All through the process of checking in Kyle cursed himself for laughing at the voodoo ritual his friend had suggested and wondered if he was about to punished for misdeeds in past lives. By the time he was sitting in the car waiting for his tester to join him he’d been reduced to a chant of “Please don’t let it be her, please don’t let it be her” as he clasped his hands so tight he lost circulation to his fingers after a minute. When the passenger’s side door opened he jumped so high he hit his head on the ceiling.

He looked over to find none other the scourge of the DMV sitting next to him, clipboard in hand and scowl casting a gloom over the interior of the car. His dream of surviving this day seemed to shatter before him, the shards flashing visions of cursing around town with his friends or bragging to the bully in gym class before falling from view.

“Kyle Forrester?” she asked, scanning her clipboard.

“Ye-yes? I mean, yes, that’s me.” He squeaked.

“My name is Mrs. Albertson. I’ll be giving you your test today. Have you adjusted the mirrors to your field of vision?”

“Uh- yes. I mean, uh- no, no, I should do that. “ He fiddled with the rearview mirror trying to get to show a future where he had his license and failing to see anything other than the parking lot behind me. He opened the window and tried to adjust the side view only to find that he couldn’t get to move. His struggle was interrupted by a throat clearing on the other side of the car.

“I think you have to use that little knob over there. The one with the arrows drawn around it?” She pointed to a small knob just inside the window.

He grabbed it and pushed it around, trying to see as far behind him on the side as possible. He cursed his parents for not buying one of those new cars that bragged of blind-spot proof rear-view mirrors.

“Are you ready, son?” she asked.

“Um, yes- yes.” He sighed.

“Start the ignition.” He turned the key and the engine turned to life. ACDC’s “Big Balls” blared through the speaker. Kyle jumped and reached over to turn it off.
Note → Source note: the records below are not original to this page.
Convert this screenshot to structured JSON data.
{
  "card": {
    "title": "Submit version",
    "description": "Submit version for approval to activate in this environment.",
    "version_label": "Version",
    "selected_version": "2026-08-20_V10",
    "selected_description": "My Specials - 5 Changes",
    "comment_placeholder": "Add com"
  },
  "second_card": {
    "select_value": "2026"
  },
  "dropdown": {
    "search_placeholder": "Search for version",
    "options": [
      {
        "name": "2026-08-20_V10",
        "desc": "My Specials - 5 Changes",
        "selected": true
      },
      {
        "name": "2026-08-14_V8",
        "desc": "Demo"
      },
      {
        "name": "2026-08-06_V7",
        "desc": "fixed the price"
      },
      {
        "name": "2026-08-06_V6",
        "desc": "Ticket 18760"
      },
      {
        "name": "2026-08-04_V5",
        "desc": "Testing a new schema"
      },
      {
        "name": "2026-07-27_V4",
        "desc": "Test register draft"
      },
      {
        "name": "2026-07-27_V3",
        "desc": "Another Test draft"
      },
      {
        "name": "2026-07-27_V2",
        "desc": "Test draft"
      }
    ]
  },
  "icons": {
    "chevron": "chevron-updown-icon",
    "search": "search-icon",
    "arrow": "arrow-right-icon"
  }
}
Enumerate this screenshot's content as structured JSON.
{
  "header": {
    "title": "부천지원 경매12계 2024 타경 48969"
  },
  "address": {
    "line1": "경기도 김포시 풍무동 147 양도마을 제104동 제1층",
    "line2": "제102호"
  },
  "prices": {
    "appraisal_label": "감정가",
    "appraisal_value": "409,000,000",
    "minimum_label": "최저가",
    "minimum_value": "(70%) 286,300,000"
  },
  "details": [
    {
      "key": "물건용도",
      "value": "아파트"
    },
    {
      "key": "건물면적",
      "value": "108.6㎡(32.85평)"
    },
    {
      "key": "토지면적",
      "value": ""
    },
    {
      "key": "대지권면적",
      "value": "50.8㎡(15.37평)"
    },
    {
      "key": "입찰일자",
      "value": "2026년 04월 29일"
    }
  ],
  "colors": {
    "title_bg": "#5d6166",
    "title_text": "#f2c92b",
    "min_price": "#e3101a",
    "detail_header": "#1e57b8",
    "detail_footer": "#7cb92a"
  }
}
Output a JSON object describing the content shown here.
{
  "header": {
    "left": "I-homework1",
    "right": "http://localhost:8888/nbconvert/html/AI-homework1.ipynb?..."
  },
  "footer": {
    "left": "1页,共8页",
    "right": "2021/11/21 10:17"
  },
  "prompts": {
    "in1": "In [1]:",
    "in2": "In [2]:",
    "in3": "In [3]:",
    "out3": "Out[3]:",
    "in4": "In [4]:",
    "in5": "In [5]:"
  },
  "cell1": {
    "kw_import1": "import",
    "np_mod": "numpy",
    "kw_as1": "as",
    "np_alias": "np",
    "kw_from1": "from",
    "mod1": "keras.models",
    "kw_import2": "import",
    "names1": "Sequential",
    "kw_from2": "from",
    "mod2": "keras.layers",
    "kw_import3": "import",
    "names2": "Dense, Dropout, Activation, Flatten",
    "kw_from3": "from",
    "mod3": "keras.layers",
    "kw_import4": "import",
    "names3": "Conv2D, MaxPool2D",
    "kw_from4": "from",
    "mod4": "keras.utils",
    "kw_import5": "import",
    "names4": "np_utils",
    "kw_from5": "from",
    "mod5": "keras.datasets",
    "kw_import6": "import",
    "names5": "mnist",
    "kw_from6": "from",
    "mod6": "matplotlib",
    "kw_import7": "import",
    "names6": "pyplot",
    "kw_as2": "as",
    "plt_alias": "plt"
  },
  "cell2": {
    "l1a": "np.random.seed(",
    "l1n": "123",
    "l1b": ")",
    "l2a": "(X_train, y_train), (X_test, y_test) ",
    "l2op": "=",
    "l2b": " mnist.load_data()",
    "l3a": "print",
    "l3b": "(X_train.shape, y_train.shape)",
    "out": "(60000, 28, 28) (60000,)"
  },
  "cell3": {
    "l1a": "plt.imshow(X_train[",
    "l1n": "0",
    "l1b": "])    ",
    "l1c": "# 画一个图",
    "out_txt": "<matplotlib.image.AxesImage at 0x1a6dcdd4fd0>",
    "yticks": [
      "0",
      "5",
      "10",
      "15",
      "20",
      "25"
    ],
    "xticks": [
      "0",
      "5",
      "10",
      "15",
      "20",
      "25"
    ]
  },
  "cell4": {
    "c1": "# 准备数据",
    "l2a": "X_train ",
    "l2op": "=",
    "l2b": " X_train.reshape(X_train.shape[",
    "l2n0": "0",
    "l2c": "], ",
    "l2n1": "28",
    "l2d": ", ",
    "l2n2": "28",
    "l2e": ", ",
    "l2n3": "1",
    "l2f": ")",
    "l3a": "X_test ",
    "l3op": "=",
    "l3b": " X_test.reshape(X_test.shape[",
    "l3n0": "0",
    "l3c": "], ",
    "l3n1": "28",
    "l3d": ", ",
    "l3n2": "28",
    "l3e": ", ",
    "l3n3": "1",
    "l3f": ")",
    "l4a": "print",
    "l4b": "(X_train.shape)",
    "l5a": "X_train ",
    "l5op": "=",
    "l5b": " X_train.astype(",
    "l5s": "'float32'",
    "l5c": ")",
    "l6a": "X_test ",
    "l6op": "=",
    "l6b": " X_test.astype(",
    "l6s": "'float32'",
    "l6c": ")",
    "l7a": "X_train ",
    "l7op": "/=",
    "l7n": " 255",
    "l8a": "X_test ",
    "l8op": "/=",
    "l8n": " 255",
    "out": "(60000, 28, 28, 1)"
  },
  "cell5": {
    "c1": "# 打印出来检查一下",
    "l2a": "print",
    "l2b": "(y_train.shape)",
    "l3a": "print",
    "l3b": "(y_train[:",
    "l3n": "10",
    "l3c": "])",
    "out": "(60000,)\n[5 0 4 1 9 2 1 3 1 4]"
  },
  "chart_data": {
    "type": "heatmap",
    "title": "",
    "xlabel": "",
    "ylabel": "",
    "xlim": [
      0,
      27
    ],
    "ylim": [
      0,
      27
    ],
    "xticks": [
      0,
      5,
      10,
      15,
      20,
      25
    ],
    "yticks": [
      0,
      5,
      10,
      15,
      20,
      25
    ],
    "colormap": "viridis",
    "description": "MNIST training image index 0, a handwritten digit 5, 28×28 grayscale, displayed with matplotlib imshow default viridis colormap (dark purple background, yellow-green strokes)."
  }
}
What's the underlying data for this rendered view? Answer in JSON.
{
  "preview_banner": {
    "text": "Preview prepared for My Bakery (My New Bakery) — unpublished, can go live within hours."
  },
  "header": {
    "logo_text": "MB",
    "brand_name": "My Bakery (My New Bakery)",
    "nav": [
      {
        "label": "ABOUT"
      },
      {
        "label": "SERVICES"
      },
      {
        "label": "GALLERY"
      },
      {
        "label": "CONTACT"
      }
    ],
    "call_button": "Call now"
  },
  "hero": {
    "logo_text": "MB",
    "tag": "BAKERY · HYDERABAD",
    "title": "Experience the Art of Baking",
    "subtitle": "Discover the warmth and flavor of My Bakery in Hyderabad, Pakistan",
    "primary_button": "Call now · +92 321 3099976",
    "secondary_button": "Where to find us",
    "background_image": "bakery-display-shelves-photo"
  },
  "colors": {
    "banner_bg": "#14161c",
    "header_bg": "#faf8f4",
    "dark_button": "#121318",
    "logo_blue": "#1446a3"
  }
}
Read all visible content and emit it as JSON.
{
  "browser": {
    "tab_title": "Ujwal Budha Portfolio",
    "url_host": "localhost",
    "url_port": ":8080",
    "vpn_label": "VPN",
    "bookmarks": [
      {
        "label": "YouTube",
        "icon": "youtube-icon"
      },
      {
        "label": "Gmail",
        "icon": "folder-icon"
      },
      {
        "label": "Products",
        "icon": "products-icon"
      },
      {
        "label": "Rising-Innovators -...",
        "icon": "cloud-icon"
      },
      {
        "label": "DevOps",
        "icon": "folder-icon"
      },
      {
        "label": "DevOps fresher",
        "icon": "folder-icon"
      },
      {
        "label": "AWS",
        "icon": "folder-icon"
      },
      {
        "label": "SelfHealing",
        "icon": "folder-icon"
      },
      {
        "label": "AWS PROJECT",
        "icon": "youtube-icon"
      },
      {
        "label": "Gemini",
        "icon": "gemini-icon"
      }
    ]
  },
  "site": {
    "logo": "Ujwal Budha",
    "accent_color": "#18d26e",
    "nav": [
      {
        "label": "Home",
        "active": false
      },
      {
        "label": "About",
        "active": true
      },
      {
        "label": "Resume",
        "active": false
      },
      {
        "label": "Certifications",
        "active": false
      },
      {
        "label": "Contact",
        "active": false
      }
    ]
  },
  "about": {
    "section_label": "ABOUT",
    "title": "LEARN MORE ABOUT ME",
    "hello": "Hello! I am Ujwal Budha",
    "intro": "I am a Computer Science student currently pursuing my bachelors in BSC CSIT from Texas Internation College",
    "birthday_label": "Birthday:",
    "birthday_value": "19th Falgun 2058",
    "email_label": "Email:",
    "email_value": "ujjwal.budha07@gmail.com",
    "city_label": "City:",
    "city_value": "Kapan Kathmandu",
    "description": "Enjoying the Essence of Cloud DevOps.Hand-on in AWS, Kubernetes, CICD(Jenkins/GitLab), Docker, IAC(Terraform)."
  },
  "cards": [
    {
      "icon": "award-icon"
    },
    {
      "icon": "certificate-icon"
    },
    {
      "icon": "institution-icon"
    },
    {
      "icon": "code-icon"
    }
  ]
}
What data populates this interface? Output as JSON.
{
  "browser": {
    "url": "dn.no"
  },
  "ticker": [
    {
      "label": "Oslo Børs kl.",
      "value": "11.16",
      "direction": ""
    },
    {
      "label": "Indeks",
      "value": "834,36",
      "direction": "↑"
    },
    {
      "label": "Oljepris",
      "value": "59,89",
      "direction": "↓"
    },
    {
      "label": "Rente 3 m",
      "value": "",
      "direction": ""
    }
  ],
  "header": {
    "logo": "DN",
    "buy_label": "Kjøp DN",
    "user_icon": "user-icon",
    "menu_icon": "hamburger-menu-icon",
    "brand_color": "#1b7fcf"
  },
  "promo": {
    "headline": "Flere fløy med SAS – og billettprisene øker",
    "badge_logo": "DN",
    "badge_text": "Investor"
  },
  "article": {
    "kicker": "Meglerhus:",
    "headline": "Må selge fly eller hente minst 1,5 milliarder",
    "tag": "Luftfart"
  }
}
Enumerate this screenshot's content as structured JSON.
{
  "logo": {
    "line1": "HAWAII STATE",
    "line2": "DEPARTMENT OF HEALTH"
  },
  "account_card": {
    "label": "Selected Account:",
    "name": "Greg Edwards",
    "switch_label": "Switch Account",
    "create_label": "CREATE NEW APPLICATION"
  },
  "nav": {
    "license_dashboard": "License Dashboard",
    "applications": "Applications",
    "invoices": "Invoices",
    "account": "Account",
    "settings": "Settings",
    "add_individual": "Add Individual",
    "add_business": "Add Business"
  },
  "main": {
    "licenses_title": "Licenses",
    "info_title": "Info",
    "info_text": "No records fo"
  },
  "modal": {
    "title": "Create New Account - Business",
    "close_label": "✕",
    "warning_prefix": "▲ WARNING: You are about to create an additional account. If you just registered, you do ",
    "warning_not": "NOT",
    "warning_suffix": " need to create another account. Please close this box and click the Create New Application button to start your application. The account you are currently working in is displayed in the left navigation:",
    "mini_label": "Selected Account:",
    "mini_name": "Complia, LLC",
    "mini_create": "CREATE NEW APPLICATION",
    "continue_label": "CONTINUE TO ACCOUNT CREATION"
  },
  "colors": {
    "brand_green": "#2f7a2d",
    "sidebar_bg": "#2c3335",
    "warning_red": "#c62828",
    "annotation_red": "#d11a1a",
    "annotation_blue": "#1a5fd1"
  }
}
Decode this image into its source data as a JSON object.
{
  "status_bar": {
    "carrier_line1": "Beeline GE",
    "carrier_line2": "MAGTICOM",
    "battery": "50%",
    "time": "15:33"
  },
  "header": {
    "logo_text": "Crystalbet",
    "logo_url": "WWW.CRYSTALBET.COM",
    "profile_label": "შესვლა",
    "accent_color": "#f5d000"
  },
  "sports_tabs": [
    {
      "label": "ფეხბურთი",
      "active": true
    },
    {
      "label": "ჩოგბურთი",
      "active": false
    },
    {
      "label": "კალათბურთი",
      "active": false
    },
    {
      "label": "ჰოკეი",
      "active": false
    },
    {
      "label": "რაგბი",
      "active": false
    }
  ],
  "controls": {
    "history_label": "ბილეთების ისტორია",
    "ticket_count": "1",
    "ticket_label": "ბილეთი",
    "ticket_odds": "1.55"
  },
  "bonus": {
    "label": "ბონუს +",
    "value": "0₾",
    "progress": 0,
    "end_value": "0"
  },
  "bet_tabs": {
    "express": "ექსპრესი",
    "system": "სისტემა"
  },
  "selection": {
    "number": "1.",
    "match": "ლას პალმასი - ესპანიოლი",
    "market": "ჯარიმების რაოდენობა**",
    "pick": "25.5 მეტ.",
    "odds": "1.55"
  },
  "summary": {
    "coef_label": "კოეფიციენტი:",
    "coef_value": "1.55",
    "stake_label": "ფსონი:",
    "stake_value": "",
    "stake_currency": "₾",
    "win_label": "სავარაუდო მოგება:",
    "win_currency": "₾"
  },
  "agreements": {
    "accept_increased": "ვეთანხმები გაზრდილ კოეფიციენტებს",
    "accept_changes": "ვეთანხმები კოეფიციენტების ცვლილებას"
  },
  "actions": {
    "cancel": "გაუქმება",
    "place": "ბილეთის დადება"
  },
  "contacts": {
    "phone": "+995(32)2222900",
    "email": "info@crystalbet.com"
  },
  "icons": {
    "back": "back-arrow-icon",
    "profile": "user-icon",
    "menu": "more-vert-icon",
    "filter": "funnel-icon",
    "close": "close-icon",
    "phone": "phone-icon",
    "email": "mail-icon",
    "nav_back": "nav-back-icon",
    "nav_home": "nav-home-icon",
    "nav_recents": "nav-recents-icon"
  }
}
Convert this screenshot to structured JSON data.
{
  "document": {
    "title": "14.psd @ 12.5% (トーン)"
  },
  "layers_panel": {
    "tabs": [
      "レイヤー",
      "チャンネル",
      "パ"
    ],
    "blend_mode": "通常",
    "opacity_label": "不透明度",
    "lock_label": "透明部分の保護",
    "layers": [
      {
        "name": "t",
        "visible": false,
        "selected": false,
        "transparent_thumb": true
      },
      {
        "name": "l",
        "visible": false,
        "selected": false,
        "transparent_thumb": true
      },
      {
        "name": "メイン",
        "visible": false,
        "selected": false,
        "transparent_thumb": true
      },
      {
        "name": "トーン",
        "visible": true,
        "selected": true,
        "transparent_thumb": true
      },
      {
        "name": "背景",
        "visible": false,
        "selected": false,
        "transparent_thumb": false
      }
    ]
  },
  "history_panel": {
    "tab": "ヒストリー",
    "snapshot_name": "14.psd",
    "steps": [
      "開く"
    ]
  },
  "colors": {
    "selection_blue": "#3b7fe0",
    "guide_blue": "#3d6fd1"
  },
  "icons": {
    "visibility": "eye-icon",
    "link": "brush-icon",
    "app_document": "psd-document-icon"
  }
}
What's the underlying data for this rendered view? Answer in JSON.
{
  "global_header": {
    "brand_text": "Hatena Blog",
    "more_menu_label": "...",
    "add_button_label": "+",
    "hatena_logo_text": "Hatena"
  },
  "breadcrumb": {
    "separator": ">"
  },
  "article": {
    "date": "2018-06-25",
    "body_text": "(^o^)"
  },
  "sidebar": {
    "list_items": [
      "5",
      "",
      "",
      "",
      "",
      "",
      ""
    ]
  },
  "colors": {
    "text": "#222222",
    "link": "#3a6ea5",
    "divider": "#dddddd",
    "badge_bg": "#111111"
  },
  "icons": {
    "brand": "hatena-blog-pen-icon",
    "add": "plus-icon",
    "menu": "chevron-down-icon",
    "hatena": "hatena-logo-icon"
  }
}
“No, wait.” She said as she stopped his hand. Kyle watched as, miraculously, a small twitch started in the left hand corner of her mouth and spread, ever so slowly into a smile. She slowly bopped her head along to the music as the chorus played. At the same time Kyle felt an indescribable sensation start in his chest and go up to his shoulders as the weight of the world slowly lifted and breathed out a breathed fully for the first time in a month.

“Now then,” she said, “feeling a little more prepared to drive?”

“Yes, ma’am,” he smiled.

Although her legend would always precede her, Kyle never repeated the stories.